Rinde's statement Friday said that although he believes the firm's lateral success rate “exceeds industry standards,” CKR is now “right-sizing in part by terminating relationships with underperforming partners.” CKR, he said, will also revise its arrangements with “certain other attorneys to be more consistent with their individual performance.”

CKR's internal emails this month acknowledge some attorneys “failed to bill hundreds of thousands of dollars' worth of time,” money that could have been used to pay some outstanding draws.

Retaining unproductive nonequity partners is an industrywide phenomenon. A new Altman Weil study showed firm leaders believed 51% of nonequity partners are not sufficiently busy. That's an “egregious” number, Clay said.

The survey also showed more than half of firm leaders thought overcapacity was diluting their firms' profitability, yet the vast majority said they would pursue growth through lateral hires in 2019.
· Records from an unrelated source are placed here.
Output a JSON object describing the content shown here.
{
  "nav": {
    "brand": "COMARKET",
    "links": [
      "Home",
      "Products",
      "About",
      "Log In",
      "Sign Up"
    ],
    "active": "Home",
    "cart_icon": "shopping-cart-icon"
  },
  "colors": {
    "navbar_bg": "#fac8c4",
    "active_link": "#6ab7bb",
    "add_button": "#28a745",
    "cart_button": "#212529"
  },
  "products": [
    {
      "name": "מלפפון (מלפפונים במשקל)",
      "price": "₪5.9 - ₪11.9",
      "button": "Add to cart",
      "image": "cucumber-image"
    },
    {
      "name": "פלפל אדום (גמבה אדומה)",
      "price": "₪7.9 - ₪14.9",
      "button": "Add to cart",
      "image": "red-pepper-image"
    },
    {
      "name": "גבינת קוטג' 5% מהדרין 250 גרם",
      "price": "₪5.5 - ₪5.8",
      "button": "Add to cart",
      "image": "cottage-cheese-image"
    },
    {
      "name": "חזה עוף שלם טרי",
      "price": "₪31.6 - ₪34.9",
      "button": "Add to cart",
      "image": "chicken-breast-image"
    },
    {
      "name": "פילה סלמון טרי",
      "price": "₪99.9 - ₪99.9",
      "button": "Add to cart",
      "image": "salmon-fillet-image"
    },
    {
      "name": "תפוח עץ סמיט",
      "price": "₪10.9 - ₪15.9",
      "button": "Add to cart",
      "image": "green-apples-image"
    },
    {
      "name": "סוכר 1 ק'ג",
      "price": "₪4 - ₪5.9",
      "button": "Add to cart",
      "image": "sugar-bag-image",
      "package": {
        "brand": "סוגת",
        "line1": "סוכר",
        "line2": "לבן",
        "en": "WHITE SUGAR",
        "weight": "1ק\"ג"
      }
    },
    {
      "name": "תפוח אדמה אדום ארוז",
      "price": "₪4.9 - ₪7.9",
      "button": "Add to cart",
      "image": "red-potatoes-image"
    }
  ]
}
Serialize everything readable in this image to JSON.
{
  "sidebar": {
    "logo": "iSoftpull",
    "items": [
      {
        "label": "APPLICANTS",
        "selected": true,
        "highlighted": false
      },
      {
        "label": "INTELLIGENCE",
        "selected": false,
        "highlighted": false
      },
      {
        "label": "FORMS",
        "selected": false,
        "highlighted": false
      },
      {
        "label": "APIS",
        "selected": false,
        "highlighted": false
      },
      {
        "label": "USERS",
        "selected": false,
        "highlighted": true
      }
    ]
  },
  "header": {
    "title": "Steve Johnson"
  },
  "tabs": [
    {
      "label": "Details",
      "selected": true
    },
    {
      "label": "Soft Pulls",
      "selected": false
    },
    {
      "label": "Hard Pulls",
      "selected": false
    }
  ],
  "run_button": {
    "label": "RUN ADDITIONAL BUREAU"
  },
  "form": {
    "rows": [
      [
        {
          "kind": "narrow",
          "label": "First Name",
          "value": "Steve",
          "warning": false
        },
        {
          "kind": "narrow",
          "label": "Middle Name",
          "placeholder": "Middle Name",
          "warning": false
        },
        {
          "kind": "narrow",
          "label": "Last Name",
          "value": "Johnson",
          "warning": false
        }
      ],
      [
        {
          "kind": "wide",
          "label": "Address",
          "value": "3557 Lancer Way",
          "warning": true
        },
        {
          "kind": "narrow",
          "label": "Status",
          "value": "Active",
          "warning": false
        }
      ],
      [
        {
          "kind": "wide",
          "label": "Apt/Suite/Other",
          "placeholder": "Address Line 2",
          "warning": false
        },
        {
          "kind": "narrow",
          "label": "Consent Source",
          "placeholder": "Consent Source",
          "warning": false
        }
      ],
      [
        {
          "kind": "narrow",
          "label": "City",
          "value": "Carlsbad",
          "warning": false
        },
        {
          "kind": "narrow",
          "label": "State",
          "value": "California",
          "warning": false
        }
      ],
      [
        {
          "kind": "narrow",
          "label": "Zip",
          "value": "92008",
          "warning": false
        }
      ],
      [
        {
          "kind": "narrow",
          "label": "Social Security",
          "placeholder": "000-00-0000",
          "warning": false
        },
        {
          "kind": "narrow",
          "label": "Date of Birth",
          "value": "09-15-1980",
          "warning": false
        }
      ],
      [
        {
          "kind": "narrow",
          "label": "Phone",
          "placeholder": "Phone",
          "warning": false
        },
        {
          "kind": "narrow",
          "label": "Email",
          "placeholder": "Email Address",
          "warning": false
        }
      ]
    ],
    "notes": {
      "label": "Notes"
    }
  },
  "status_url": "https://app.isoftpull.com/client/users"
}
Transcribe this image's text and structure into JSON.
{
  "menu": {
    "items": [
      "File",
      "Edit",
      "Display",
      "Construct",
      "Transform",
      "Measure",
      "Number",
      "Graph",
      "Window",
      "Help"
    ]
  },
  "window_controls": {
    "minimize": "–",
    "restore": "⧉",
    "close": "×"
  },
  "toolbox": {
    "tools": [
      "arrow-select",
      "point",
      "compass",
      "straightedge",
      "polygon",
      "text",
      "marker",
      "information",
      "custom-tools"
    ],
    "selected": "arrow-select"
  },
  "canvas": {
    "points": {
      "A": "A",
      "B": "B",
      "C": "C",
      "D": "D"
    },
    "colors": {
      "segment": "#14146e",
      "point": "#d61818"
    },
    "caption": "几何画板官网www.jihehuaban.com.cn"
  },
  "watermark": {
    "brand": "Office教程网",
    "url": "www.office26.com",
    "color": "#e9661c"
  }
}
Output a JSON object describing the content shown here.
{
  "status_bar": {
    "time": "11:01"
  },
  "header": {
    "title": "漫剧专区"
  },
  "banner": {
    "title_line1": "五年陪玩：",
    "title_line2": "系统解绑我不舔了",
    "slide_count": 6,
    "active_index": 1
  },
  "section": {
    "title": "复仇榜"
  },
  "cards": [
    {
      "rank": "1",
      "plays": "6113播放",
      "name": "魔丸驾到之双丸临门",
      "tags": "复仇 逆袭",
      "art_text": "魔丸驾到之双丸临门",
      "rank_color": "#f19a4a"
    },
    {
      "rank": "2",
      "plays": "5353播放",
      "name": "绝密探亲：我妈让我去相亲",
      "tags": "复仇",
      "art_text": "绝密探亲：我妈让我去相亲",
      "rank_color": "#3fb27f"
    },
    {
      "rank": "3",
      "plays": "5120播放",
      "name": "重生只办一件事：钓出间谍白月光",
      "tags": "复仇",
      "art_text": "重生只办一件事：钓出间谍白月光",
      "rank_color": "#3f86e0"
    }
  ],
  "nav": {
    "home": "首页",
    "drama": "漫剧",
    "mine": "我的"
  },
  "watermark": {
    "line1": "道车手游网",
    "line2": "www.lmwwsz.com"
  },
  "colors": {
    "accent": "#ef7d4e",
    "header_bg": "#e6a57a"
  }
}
Rinde's statement to ALM obliquely addressed missed payments to partners, noting, “Some contract partners may be disappointed with the firm's decisions concerning their ongoing relationship with CKR, including timing and payment of draws” and “the adherence to firm policies as a pre-condition to payment.”

But despite the financial struggles and its plans to reduce expenses, CKR is still in talks to add more laterals. Rinde told ALM that the firm will evaluate lateral opportunities, including individual partners, practice groups or firms. “Certain lateral partners and groups have recently joined the firm, and we expect other prospects to join in the near term,” Rinde's statement said. He said CKR has “no outside debt.”

“We have received assurances from the vast majority of our partners of their commitment to the firm and our continued success,” Rinde's statement added. “We believe our underlying business model is sound.”

Jack Newsham contributed to this report.